Colère : Patrick Senécal, écrire à l’encre noire

31
Publicité

Les personnages de Patrick Senécal connaissent bien la colère. Souvent animés par un désir de vengeance à vous glacer d’effroi, ils se laissent dévorer par cette bête intérieure qui sommeille dans les profondeurs de la nature humaine, une bête prête à mordre n’importe quoi pour calmer sa faim. Colère, quand tu tiens ta proie...

Que se passe-t-il quand la vie t’arrache ceux auxquels tu tiens le plus? Jusqu’où la colère peut-elle pousser une âme désespérée? Loin, très loin, à en croire plusieurs des romans de M. Senécal. S’aventurer sur le chemin de la colère, c’est entreprendre un voyage d’où on ne revient jamais gagnant. « L’idée de base reste de montrer que cette colère démesurée est vaine, qu’elle mène tout droit à l’échec, mais qu’elle est aussi humaine et existe en chacun de nous. La solution n’est donc pas de l’étouffer (elle finirait par exploser un jour ou l’autre de toute manière)… en fait, je n’ai pas vraiment de pistes de solution! », admet ce maître de l’horreur qui confirme être fasciné par cette étrange impasse émotive.

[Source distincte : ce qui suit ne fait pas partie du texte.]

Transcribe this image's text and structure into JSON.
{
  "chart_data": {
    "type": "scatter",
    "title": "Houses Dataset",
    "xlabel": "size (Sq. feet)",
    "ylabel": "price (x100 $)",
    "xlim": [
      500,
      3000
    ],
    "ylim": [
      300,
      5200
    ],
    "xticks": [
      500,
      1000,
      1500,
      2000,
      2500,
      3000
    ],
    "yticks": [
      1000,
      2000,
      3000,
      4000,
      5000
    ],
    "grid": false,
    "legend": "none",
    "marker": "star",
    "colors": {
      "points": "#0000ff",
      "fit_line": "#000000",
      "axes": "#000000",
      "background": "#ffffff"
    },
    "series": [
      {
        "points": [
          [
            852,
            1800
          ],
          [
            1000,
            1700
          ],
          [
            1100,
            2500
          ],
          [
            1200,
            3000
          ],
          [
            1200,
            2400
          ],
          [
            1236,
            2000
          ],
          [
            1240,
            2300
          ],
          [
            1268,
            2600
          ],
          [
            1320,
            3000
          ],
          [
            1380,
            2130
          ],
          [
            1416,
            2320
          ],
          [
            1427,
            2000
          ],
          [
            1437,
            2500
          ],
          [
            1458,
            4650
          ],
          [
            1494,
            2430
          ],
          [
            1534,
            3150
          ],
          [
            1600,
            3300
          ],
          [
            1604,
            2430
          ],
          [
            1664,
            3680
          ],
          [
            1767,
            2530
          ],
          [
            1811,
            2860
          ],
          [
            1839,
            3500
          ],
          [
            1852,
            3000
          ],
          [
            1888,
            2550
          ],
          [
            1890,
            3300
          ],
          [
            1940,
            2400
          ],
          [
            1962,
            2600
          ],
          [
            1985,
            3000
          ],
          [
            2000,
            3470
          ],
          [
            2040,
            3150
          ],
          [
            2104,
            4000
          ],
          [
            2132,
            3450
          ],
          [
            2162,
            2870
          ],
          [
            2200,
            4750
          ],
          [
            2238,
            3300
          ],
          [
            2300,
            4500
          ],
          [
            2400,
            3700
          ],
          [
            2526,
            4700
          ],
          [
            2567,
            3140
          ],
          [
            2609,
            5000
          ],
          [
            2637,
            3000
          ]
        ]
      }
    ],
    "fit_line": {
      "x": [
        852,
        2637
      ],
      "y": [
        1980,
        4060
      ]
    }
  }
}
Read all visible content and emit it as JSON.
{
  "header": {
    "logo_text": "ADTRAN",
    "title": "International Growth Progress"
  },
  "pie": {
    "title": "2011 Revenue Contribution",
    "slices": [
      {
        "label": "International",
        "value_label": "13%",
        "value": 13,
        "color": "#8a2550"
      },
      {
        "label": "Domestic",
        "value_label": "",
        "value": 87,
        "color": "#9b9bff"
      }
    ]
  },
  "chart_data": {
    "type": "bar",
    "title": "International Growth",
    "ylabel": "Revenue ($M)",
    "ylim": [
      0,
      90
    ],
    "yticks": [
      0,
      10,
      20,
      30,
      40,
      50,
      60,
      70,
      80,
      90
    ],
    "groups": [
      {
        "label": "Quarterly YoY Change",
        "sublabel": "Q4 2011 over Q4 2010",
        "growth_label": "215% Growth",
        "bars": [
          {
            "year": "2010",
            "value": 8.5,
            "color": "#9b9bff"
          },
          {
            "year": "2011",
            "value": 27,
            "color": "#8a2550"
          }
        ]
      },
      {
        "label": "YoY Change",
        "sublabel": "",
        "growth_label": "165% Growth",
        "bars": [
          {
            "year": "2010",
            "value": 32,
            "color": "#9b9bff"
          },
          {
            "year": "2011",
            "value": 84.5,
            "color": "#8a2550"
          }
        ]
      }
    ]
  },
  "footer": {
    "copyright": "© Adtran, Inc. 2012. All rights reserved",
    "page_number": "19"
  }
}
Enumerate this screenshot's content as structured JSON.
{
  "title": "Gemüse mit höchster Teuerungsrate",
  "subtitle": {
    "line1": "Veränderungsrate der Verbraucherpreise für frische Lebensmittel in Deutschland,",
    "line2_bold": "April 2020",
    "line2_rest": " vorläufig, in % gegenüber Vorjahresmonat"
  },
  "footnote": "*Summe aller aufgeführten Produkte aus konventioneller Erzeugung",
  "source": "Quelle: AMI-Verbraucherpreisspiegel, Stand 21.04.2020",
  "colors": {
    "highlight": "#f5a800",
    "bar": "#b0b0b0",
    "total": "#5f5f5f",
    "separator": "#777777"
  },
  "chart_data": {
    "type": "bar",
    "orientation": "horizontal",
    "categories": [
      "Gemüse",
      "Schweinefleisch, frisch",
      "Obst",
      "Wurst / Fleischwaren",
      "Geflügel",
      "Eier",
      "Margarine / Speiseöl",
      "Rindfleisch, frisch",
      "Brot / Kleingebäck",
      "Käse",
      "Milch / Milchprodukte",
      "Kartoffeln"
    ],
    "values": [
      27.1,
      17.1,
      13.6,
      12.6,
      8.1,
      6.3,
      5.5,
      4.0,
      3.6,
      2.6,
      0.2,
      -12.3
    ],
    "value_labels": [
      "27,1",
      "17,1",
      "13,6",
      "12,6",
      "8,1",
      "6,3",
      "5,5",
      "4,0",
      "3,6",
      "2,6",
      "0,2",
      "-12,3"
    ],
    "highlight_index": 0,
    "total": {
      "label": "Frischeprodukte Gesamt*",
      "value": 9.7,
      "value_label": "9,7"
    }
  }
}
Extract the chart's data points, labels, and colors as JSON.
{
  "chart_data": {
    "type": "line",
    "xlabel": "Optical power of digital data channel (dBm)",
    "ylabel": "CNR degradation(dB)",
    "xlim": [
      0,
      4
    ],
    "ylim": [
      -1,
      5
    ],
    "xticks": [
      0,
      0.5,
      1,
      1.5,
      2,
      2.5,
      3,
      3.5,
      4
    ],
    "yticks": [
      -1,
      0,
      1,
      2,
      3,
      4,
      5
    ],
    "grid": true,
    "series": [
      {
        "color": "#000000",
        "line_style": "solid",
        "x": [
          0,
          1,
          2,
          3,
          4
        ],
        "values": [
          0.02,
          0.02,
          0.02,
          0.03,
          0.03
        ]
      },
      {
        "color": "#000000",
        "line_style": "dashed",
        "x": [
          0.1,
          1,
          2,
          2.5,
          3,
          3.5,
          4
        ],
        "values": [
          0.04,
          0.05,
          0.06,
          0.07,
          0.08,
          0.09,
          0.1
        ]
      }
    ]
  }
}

« En fait, l’indignation, la colère du quotidien, je crois qu’elle peut être saine si elle est bien canalisée, nuance l’auteur des Sept jours du talion. Je ne crois pas qu’être bonasse ou candide soit quelque chose de positif. Je vois la colère un peu comme une course dans une pente descendante. Si tu cours trop vite, vient un moment où tu n’es plus capable de t’arrêter, et tu réalises que cette course-là ne peut que mal finir. »

Le romancier et scénariste n’a pas peur d’avouer qu’il s’indigne lui-même facilement dans la vraie vie. Sa bête noire? « La mythification de l’écrivain! », répond-il sans hésitation et sans détour, grognant contre ces écrivains qui aiment se donner une image romantique. « Quand j’entends des écrivains dire qu’ils doivent être sur le bord d’un lac pour écrire, que personne ne doit les déranger… Moi, l’écrivain qui ne vit pas comme les autres, qui ne ressent pas les choses comme les autres, qui ne pense pas comme les autres, ça me dépasse. Pour moi, un écrivain c’est un travailleur comme les autres. Et il doit s’occuper de ses enfants et être fin avec sa blonde comme tout le monde; la colère de l’artiste qui excuse tout, je suis pas capable! Les écrivains qui jouent les tourmentés, tout ça m’emmerde! Il y a des avocats qui souffrent eux aussi quand ils lisent des dossiers, est-ce qu’on en parle? Tu peux vivre des souffrances, de la colère, mais ce n’est pas parce que tu es écrivain, c’est parce que tu es humain. Et je ne crois pas que tu es un meilleur écrivain parce que tu souffres. »

Ça grogne un peu à l’autre bout du fil, mais c’est indéniablement plus de l’indignation que de la colère. Rassurez-vous, Patrick Senécal est gentil comme tout.